The hospital has a family medicine residency program and a radiologic technology school. In addition to its emergency department in Middletown, the health system operates two satellite medical centers in Westbrook, Connecticut, and Marlborough, Connecticut, with fully accredited, stand-alone emergency departments. Combined, the three locations serve the 4th highest emergency patient volume of all Connecticut hospitals. In 2022 the hospital had 11,902 discharges and 77,805 emergency department visits.

===New ambulance facility===
In October 2025, the Middletown Planning and Zoning commission approved the demolition of 4 and 8 Crescent St. and 80 South Main St. A new ambulance facility will be constructed to house Middlesex's ambulance fleet in a climate controlled environment.

==Services==
===Walk-In Urgent Care===
Middlesex Hospital Urgent Care handles non-emergency medical care in Madison, Connecticut, Middletown and Old Saybrook, Connecticut.

===Cancer Center===
The Cancer Center offers radiation oncology, medical oncology and supportive services with diagnostic radiology including PET scan, CT scan and MRI close by. The cancer program is an ACoS-approved Comprehensive Community Cancer Center.

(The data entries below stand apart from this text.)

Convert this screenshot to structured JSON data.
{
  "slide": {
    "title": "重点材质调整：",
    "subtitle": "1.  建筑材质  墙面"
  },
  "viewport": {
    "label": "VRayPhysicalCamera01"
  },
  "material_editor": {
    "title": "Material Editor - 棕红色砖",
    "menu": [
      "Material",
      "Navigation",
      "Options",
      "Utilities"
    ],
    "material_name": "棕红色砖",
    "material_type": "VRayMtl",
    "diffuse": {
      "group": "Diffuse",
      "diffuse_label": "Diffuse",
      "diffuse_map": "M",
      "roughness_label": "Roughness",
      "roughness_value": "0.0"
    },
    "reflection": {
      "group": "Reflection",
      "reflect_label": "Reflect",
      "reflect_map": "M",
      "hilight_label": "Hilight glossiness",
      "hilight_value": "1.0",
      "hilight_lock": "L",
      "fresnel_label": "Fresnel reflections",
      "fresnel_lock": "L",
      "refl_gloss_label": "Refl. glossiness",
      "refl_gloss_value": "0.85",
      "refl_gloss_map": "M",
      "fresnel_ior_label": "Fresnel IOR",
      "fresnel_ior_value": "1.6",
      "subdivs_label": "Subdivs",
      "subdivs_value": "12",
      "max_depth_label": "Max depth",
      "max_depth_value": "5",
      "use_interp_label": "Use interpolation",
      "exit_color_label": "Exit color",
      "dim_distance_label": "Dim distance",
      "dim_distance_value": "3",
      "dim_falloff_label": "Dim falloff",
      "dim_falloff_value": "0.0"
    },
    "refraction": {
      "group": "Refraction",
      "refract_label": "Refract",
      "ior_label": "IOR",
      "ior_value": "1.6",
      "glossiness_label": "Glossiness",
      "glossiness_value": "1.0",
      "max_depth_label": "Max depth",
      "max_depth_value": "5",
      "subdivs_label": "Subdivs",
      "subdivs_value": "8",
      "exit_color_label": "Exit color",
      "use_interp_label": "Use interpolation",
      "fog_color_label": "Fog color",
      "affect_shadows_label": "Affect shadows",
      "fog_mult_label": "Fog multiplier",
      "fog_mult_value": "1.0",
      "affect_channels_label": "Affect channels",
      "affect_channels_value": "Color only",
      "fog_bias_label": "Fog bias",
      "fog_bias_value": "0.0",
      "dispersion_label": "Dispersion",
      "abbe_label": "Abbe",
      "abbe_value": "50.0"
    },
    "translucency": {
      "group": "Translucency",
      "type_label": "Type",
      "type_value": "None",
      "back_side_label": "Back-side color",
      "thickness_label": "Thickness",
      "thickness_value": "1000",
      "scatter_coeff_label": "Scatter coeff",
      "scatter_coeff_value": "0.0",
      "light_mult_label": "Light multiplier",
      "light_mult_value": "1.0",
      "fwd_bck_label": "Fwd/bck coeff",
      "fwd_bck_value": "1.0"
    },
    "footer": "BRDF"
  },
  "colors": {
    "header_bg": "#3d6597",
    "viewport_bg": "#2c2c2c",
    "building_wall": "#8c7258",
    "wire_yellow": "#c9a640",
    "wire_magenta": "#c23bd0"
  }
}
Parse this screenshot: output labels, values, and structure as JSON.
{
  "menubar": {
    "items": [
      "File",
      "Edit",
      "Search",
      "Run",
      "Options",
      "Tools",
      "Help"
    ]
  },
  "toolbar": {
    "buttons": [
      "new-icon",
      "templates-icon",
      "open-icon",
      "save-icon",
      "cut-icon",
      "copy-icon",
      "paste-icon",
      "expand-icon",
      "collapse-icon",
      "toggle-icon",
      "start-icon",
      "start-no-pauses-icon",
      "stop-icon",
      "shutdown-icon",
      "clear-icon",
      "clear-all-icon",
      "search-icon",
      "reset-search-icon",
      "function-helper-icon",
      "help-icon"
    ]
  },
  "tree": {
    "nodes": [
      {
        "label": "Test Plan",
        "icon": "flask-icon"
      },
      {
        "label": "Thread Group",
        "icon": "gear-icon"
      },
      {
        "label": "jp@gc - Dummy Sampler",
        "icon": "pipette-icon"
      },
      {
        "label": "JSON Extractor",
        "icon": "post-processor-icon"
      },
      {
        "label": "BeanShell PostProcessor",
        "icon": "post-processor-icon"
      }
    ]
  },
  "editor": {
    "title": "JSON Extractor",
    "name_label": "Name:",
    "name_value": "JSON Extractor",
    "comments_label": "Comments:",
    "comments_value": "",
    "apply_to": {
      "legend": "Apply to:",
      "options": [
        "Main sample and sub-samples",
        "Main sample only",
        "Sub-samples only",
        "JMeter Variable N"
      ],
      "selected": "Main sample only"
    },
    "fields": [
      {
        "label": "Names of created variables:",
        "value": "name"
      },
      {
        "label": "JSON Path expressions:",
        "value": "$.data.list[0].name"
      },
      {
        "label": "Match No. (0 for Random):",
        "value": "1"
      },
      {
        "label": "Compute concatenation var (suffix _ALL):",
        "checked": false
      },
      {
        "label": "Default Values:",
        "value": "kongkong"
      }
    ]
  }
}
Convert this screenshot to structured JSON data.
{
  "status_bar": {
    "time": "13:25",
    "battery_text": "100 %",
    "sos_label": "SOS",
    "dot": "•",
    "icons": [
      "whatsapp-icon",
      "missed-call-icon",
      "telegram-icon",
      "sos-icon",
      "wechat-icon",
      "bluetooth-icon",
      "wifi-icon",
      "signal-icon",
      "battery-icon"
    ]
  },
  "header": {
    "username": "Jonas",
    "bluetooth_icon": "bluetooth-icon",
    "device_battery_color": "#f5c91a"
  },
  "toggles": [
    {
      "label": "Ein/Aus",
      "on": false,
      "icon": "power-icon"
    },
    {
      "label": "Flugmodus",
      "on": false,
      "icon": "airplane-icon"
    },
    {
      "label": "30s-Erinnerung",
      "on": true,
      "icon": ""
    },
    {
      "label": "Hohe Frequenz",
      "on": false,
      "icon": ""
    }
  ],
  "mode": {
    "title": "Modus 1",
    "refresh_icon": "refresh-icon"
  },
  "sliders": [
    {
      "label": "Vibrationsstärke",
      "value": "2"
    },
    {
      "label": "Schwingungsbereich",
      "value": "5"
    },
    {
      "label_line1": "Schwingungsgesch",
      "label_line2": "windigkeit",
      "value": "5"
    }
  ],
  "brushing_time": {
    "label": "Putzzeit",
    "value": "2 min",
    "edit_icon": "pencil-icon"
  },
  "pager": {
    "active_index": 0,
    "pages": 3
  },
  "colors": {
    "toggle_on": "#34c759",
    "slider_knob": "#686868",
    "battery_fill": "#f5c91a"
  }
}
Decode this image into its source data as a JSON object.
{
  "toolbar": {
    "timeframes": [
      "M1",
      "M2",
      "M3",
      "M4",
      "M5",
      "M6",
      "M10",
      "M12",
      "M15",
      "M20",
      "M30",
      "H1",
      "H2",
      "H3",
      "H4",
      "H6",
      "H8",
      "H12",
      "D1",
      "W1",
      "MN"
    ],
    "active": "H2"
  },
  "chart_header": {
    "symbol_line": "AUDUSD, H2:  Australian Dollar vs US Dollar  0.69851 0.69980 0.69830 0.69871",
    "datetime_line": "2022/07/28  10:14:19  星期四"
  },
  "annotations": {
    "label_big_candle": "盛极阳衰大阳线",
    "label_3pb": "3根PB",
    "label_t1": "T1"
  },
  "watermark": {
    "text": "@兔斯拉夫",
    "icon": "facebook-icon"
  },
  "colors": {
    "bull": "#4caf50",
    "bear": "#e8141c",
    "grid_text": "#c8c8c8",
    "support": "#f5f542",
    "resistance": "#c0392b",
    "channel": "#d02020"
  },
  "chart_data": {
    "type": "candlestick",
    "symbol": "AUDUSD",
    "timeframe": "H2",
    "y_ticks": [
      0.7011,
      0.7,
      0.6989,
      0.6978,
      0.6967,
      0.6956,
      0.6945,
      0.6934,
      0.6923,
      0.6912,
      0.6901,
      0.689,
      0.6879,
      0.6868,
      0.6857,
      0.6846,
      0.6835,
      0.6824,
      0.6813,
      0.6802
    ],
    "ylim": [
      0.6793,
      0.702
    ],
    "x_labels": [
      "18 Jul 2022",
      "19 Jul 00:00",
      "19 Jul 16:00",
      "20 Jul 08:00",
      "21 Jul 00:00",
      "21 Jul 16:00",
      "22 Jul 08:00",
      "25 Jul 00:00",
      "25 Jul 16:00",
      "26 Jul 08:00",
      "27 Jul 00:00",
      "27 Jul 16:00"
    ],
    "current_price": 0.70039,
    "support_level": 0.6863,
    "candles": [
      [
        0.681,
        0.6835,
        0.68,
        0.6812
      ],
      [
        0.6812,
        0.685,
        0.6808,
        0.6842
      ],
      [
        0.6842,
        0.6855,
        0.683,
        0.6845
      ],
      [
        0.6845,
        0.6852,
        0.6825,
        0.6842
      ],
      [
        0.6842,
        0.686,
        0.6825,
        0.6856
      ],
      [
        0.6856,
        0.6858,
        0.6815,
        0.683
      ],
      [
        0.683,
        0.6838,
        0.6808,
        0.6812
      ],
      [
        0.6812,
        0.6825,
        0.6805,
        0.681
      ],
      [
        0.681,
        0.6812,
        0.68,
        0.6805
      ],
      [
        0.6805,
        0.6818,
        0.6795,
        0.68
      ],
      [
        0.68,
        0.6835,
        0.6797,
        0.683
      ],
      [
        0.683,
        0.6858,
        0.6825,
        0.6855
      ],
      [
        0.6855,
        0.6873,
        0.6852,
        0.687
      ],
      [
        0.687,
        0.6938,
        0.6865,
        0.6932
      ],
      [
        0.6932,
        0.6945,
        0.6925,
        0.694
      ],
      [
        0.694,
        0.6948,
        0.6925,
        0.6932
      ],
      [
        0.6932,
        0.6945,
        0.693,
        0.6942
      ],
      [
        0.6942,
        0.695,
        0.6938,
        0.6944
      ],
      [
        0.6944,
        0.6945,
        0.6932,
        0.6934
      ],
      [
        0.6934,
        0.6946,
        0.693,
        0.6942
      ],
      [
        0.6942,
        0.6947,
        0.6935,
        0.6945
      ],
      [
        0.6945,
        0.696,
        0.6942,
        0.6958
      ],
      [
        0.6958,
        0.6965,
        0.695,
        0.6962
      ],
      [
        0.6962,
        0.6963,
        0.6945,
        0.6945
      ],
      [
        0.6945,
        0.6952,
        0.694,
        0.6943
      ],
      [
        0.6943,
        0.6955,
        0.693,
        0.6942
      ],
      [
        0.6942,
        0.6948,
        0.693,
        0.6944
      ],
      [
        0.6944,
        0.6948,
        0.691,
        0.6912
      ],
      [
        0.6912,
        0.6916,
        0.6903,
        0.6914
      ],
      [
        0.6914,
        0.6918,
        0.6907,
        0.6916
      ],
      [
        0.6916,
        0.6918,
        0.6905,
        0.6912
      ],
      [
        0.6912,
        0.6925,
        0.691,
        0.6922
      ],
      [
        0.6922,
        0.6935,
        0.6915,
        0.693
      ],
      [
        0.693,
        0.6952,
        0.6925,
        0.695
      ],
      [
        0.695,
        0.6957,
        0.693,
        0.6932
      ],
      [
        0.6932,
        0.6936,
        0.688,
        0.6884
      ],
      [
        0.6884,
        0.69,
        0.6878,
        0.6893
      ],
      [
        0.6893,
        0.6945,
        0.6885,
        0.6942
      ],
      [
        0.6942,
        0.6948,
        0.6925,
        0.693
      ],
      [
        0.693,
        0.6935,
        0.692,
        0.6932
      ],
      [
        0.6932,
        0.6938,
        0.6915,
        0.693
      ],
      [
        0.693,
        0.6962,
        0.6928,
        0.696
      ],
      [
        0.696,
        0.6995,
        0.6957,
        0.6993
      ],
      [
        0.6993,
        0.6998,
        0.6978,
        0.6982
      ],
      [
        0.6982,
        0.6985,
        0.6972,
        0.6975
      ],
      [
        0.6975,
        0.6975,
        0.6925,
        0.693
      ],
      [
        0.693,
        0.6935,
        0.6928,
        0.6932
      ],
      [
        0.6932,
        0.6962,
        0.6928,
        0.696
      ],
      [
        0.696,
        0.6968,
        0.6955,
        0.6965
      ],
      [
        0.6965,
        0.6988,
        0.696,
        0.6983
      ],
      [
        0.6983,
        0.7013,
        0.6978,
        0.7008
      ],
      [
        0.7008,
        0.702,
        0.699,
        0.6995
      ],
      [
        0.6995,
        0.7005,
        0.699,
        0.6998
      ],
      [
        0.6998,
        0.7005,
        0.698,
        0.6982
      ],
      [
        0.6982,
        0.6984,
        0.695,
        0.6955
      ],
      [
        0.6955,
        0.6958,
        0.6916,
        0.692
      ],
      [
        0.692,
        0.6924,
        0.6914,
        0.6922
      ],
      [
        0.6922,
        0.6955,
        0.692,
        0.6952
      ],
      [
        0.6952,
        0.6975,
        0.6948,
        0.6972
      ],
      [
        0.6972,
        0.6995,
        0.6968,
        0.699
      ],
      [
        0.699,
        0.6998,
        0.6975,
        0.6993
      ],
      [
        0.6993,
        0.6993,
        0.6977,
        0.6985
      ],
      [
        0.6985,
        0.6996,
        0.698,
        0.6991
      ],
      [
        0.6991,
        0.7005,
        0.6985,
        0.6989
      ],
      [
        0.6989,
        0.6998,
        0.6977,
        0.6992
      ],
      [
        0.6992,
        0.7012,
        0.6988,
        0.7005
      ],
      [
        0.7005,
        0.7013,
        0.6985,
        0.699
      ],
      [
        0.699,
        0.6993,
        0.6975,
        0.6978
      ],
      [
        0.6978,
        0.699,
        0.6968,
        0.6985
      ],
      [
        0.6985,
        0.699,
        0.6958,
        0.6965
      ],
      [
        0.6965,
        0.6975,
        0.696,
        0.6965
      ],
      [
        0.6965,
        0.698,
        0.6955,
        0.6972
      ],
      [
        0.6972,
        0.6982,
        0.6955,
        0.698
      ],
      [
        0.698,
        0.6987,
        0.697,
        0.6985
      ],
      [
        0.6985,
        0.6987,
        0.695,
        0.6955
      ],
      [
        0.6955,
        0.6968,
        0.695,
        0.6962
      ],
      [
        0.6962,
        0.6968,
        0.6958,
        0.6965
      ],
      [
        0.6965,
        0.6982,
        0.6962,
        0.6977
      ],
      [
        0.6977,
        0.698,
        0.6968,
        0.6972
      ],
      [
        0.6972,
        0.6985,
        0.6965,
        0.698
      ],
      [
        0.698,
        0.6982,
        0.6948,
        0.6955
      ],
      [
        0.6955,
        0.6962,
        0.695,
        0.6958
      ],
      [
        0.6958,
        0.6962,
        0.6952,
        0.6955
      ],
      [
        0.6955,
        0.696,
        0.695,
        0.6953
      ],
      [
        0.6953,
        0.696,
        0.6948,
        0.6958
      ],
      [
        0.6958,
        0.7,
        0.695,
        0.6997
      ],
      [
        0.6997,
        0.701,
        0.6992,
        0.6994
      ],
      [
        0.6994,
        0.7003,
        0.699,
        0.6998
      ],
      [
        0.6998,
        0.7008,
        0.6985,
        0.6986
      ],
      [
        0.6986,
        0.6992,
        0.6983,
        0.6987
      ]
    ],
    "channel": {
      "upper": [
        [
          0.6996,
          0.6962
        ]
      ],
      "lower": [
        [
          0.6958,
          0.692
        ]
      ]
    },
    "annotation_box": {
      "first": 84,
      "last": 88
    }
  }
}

===Comprehensive Breast Center===
Middlesex Hospital is accredited by the American College of Surgeons National Accreditation Program for Breast Centers as a Comprehensive Breast Center. The Breast Center is located at 540 Saybrook Road.

===Home Care / Hospice Program===
The hospital provides Homecare, hospice and palliative care home visits. The hospice program is Medicare-certified and includes homecare as well as in-patient care within the hospital. It was established in 1985.

===Pregnancy and Birth Center===
The Pregnancy & Birth Center at Middlesex Hospital is designated as “Baby-Friendly” by Baby-Friendly USA. The Baby-Friendly Hospital initiative recognizes hospitals that provide an optimal level of care and information for breastfeeding moms.

===Centers of Excellence===
The hospital has Joint Commission approved Centers of Excellence in stroke, joint replacement for hips and knees, and bariatrics. The Middlesex Hospital Center for Joint Replacement has earned The Joint Commission Gold Seal of Approval® for hip and knee replacements.

==Awards and recognition==

=== Leader in LGBTQ Healthcare Equality ===
In 2018, Middlesex Hospital earned a "Leader in LGBTQ Healthcare Equality" designation from the Human Rights Campaign Foundation.

=== Leapfrog Group report card ===
In 2024, Middlesex Hospital received an A grade for safety from the Leapfrog Group.

===Magnet Hospital===

On June 1, 2001, Middlesex Hospital became Connecticut's first Magnet hospital by the American Nurses Credentialing Center (ANCC), an arm of the American Nurses Association. The hospital has retained its designation since 2001.

===Top 100 Hospitals===
Middlesex Hospital has been designated four times as one of the Thomson Reuters 100 Top Hospitals.

===Best Health Care Rankings===
Middlesex Hospital achieved the highest rating possible from U.S. News & World Reports hospital rankings in chronic obstructive pulmonary disease (COPD), heart failure, colon cancer surgery, and hip replacement.

===Joint Commission Top Performers===
The Hospital was recognized as part of The Joint Commission’s 2015 annual report “America’s Hospitals: Improving Quality and Safety,” for attaining and sustaining excellence in accountability for key quality measures for:
- heart attack
- heart failure
- Pneumonia
- surgical care
- venous thromboembolism
- perinatal care

===Healthgrades Quality Awards===

Middlesex Hospital was recognized by Healthgrades for the following five clinical and hospital quality awards:

- America's 100 Best Hospitals for Pulmonary Care Award 2015, 2016, 2017
- America's 100 Best Hospitals for Stroke Care Award 2016, 2017
- Critical Care Excellence Award 2017
- Distinguished Hospital Award for Clinical Excellence 2016
- Outstanding Patient Experience Award 2014, 2016

Middlesex was the only hospital in Connecticut to receive the Patient Experience Award in 2014, and one of only two in 2016.

Middlesex Hospital received an award for Clinical Excellence in 2017 for rating in the top 5% of hospitals in the nation with the lowest risk-adjusted mortality and complication rates across at least 21 of 32 common conditions and procedures.